Infants that are securely attached, then, expect their figures of attachment to be readily available and are quickly and easily comforted if upset. Conversely, those infants that are not securely attached do not share this level of expectation. Among adults, secure attachments provide a base for caregiving and compassion (Mikulincer & Shaver, 2005).
What then causes individuals to describe his or her reality in terms of noncommensurate physical qualities like cleanliness, verticality, weight or temperature? Landau et al. (2010) have provided a convincing argument that these kinds of sociocognitive metaphors are reflective of general basic processes that allow individuals to make the world make sense. However, when looking from the contextual framework of grounded cognition, the psychological importance of sociocognitive metaphors exceeds mental representation and even language. There are some sociocognitive metaphors that seem to provide greater universality that finds its foundation in bodily constraints and schemas that are relational, rooted in historic brain structures. While other sociocognitive metaphors are different across cultures but somehow emerge from very specific "cultural differences in embodiment" (IJzerman & Koole, 2011).

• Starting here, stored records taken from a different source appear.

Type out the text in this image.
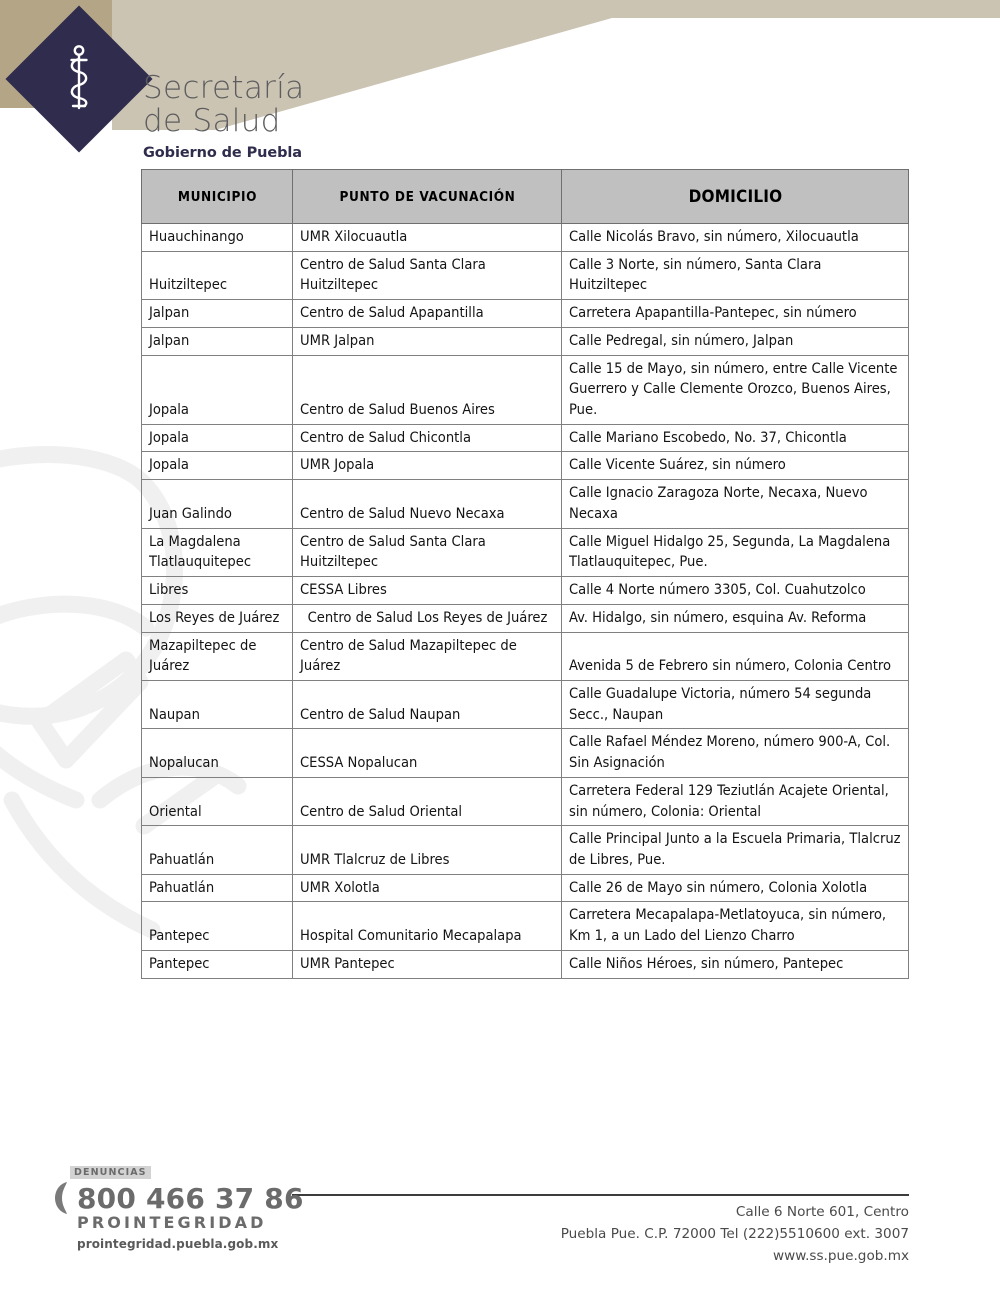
Secretaría
de Salud
Gobierno de Puebla
MUNICIPIO	PUNTO DE VACUNACIÓN	DOMICILIO
Huauchinango	UMR Xilocuautla	Calle Nicolás Bravo, sin número, Xilocuautla
Huitziltepec	Centro de Salud Santa Clara Huitziltepec	Calle 3 Norte, sin número, Santa Clara Huitziltepec
Jalpan	Centro de Salud Apapantilla	Carretera Apapantilla-Pantepec, sin número
Jalpan	UMR Jalpan	Calle Pedregal, sin número, Jalpan
Jopala	Centro de Salud Buenos Aires	Calle 15 de Mayo, sin número, entre Calle Vicente Guerrero y Calle Clemente Orozco, Buenos Aires, Pue.
Jopala	Centro de Salud Chicontla	Calle Mariano Escobedo, No. 37, Chicontla
Jopala	UMR Jopala	Calle Vicente Suárez, sin número
Juan Galindo	Centro de Salud Nuevo Necaxa	Calle Ignacio Zaragoza Norte, Necaxa, Nuevo Necaxa
La Magdalena Tlatlauquitepec	Centro de Salud Santa Clara Huitziltepec	Calle Miguel Hidalgo 25, Segunda, La Magdalena Tlatlauquitepec, Pue.
Libres	CESSA Libres	Calle 4 Norte número 3305, Col. Cuahutzolco
Los Reyes de Juárez	Centro de Salud Los Reyes de Juárez	Av. Hidalgo, sin número, esquina Av. Reforma
Mazapiltepec de Juárez	Centro de Salud Mazapiltepec de Juárez	Avenida 5 de Febrero sin número, Colonia Centro
Naupan	Centro de Salud Naupan	Calle Guadalupe Victoria, número 54 segunda Secc., Naupan
Nopalucan	CESSA Nopalucan	Calle Rafael Méndez Moreno, número 900-A, Col. Sin Asignación
Oriental	Centro de Salud Oriental	Carretera Federal 129 Teziutlán Acajete Oriental, sin número, Colonia: Oriental
Pahuatlán	UMR Tlalcruz de Libres	Calle Principal Junto a la Escuela Primaria, Tlalcruz de Libres, Pue.
Pahuatlán	UMR Xolotla	Calle 26 de Mayo sin número, Colonia Xolotla
Pantepec	Hospital Comunitario Mecapalapa	Carretera Mecapalapa-Metlatoyuca, sin número, Km 1, a un Lado del Lienzo Charro
Pantepec	UMR Pantepec	Calle Niños Héroes, sin número, Pantepec
DENUNCIAS
800 466 37 86
PROINTEGRIDAD
prointegridad.puebla.gob.mx
Calle 6 Norte 601, Centro
Puebla Pue. C.P. 72000 Tel (222)5510600 ext. 3007
www.ss.pue.gob.mx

Thus, grounding sociocognitive metaphors may be increasingly assistive in elucidating motivational significance. The majority of the most frequently used sociocognitive metaphors that people are passionate and care deeply about such as morality, self, power and love. From a grounded cognition perspective, this is not coincidental. Sociocognitive metaphors, therefore, do not exist simply for the sake of mental representation alone. They exist for action as well. What makes metaphors meaningful may be directly correlated and linked to what motivates an individual. Being psychological and physically close to other individuals may be especially important in times when individuals think about the self as powerful and may be especially important as individuals prepare to use physical force (Schubert & Koole, 2009). As such, a grounded cognition perspective may offer a plausible explanation for the enduring psychological appeal of sociocognitive metaphors (IJzerman & Koole, 2011).